Governance and shareholder value

Without governance, firms under-perform.

The International Monetary Fund has been saying so, since 2016. 

When governance is missing, the problem for companies is:

  1. Likely damage to reputation and brand
  2. Loss of shareholder trust and confidence
  3. Risk to value generation
  4. Risk of regulatory sanction
  • Governance is the answer – because global markets become stronger, deeper and more resilient – when fuelled by smarter Boards.
  • Governance is a key way to ward off insolvency investigations, a particularly big risk in higher interest rate environments.
  • In really positive terms, “the strongest governed companies…. deliver double the shareholder value over a ten year period”, says Grant Thornton UK.

We at SEEIO work hard to scaffold firms – of all sizes and locations – in the SEEIO digital governance collection of power tools.
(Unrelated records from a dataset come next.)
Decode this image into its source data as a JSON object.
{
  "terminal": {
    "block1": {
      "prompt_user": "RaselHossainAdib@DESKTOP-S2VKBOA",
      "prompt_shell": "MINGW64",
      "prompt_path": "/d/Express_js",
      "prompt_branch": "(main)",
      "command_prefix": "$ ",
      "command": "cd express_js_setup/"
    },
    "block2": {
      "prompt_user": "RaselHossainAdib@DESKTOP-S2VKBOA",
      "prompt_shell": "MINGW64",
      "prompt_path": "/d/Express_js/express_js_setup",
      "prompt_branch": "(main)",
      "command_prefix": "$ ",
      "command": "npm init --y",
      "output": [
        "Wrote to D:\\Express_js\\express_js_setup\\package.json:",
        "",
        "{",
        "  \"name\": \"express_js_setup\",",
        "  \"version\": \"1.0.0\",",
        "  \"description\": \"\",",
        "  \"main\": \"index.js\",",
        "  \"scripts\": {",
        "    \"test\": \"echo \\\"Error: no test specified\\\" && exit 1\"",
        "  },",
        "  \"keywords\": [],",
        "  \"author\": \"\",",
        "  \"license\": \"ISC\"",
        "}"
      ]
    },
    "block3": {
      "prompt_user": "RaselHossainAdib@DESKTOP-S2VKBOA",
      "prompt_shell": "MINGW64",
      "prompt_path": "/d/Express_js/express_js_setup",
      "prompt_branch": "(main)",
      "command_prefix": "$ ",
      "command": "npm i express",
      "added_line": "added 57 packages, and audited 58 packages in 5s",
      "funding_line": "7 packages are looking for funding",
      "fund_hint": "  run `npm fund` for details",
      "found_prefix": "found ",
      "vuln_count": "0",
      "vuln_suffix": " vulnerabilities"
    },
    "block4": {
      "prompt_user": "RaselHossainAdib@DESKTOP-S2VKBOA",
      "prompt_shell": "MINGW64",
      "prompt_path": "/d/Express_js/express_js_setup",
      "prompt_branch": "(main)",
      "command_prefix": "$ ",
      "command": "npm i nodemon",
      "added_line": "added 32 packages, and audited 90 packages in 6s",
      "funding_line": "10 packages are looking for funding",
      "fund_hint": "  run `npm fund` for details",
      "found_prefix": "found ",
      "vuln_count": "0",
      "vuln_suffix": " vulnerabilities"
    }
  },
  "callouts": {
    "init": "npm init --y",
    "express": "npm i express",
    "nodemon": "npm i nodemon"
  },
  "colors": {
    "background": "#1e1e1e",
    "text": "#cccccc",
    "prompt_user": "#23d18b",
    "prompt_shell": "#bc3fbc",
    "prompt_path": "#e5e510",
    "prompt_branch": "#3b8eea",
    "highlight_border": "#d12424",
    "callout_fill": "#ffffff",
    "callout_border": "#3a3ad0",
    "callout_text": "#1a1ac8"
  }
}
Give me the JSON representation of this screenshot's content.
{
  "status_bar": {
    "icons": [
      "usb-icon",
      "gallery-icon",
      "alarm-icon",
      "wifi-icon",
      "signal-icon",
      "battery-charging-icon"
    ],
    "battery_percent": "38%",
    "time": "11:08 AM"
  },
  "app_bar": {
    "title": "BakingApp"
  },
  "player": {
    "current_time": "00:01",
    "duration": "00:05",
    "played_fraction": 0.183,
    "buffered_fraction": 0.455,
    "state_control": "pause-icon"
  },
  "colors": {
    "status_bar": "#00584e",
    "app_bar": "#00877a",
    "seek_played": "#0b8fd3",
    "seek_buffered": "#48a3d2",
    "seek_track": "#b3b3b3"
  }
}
SEEIO scaffolds firms because the governance power tools help firms:

  1. boost resilience
  2. Takes heat out of shocks
  3. Improve borrowing prospects and reduce risk of default
  4. attract the best talent, including director talent.

80% of companies could attract investment from Venture Capital and angel firms.  Ambitious companies can join private market exchanges or seek crowd funding if their governance is in good order: good governance, good metrics, targets met, and tidy records.